Tuesday, April 27, 2010

Experimental film documents Aboriginal workers in Canada

by Aisling Chin-Yee
Art Threat




For week 5 of the NFB’s Work For All campaign, we’re going to hand the mic over to WFA’s Aisling Chin-Yee, who will set up this week’s film.

As I am is a short experimental documentary about Aboriginal presence in the workplace. This film is unconventional in that it consists only of still photographs, and a poem (by Mohawk poet Janet Marie Rogers). We had the good fortune to meet all the participants in the film, in both Kahnawake and Ottawa, and everyone had a great story to tell about their profession and their communities.

Director Nadia Myre wanted to profile many different workplaces and highlight the pride that Aboriginal individuals take in both their cultural identity and their professional identity. She also wanted to show that these are not mutually exclusive and that cultural diversity is an asset in any workplace.

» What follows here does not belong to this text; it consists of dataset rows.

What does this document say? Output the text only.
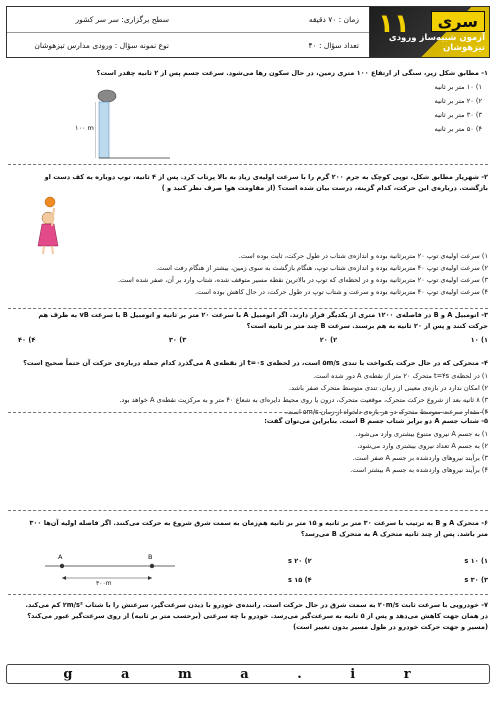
سری
۱۱
آزمون شبیه‌ساز ورودی تیزهوشان
زمان : ۷۰ دقیقه
سطح برگزاری: سر سر کشور
تعداد سؤال : ۴۰
نوع نمونه سؤال : ورودی مدارس تیزهوشان
۱- مطابق شکل زیر، سنگی از ارتفاع ۱۰۰ متری زمین، در حال سکون رها می‌شود. سرعت جسم پس از ۲ ثانیه چقدر است؟
۱) ۱۰ متر بر ثانیه
۲) ۲۰ متر بر ثانیه
۳) ۳۰ متر بر ثانیه
۴) ۵۰ متر بر ثانیه
۱۰۰ m
۲- شهریار مطابق شکل، توپی کوچک به جرم ۲۰۰ گرم را با سرعت اولیه‌ی زیاد به بالا پرتاب کرد. پس از ۴ ثانیه، توپ دوباره به کف دست او بازگشت. درباره‌ی این حرکت، کدام گزینه، درست بیان شده است؟ (از مقاومت هوا صرف نظر کنید و )
۱) سرعت اولیه‌ی توپ ۲۰ متربرثانیه بوده و اندازه‌ی شتاب در طول حرکت، ثابت بوده است.
۲) سرعت اولیه‌ی توپ ۴۰ متربرثانیه بوده و اندازه‌ی شتاب توپ، هنگام بازگشت به سوی زمین، بیشتر از هنگام رفت است.
۳) سرعت اولیه‌ی توپ ۲۰ متربرثانیه بوده و در لحظه‌ای که توپ در بالاترین نقطه مسیر متوقف شده، شتاب وارد بر آن، صفر شده است.
۴) سرعت اولیه‌ی توپ ۴۰ متربرثانیه بوده و سرعت و شتاب توپ در طول حرکت، در حال کاهش بوده است.
۳- اتومبیل A و B در فاصله‌ی ۱۲۰۰ متری از یکدیگر قرار دارند. اگر اتومبیل A با سرعت ۲۰ متر بر ثانیه و اتومبیل B با سرعت vB به طرف هم حرکت کنند و پس از ۲۰ ثانیه به هم برسند. سرعت B چند متر بر ثانیه است؟
۱) ۱۰
۲) ۲۰
۳) ۳۰
۴) ۴۰
۴- متحرکی که در حال حرکت یکنواخت با تندی ۵m/s است، در لحظه‌ی t=۰s از نقطه‌ی A می‌گذرد کدام جمله درباره‌ی حرکت آن حتماً صحیح است؟
۱) در لحظه‌ی t=۴s متحرک ۲۰ متر از نقطه‌ی A دور شده است.
۲) امکان ندارد در بازه‌ی معینی از زمان، تندی متوسط متحرک صفر باشد.
۳) ۸ ثانیه بعد از شروع حرکت متحرک، موقعیت متحرک، درون یا روی محیط دایره‌ای به شعاع ۴۰ متر و به مرکزیت نقطه‌ی A خواهد بود.
۴) مقدار سرعت متوسط متحرک در هر بازه‌ی دلخواه از زمان ۵m/s است.
۵- شتاب جسم A دو برابر شتاب جسم B است. بنابراین می‌توان گفت:
۱) به جسم A نیروی متنوع بیشتری وارد می‌شود.
۲) به جسم A تعداد نیروی بیشتری وارد می‌شود.
۳) برآیند نیروهای واردشده بر جسم A صفر است.
۴) برآیند نیروهای واردشده به جسم A بیشتر است.
۶- متحرک A و B به ترتیب با سرعت ۳۰ متر بر ثانیه و ۱۵ متر بر ثانیه هم‌زمان به سمت شرق شروع به حرکت می‌کنند. اگر فاصله اولیه آن‌ها ۳۰۰ متر باشد. پس از چند ثانیه متحرک A به متحرک B می‌رسد؟
۱) ۱۰ s
۲) ۲۰ s
۳) ۳۰ s
۴) ۱۵ s
A	B
۳۰۰m
۷- خودرویی با سرعت ثابت ۲۰m/s به سمت شرق در حال حرکت است. راننده‌ی خودرو با دیدن سرعت‌گیر، سرعتش را با شتاب ۲m/s² کم می‌کند. در همان جهت کاهش می‌دهد و پس از ۵ ثانیه به سرعت‌گیر می‌رسد. خودرو با چه سرعتی (برحسب متر بر ثانیه) از روی سرعت‌گیر عبور می‌کند؟ (مسیر و جهت حرکت خودرو در طول مسیر بدون تغییر است)
g a m a . i r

But the statistics suggest discrimination on the part of Canadian employers and show a major divide between the Aboriginal and non-Aboriginal workforce. A recent study by Canadian Centre for Policy Alternatives (CCPA) entitled “The Income Gap between Aboriginal Peoples and the rest of Canada” was brought to our attention by The Colour of Poverty network, highlighting that Aboriginal peoples earn on average 30 percent less than non-Aboriginal people and experience the highest rate of income inequality in the country.

This is a continuing trend, and often boilerplate reasons are given to explain the disparity between the Aboriginal and non-Aboriginal workers — location, lack of education and other more racist in nature.

So we hope that this film is part of a growing media movement to celebrate the skills and contributions of Aboriginal people to society, but also to make non-Aboriginal people sit up and listen. Public perception needs to change along with wage disparities.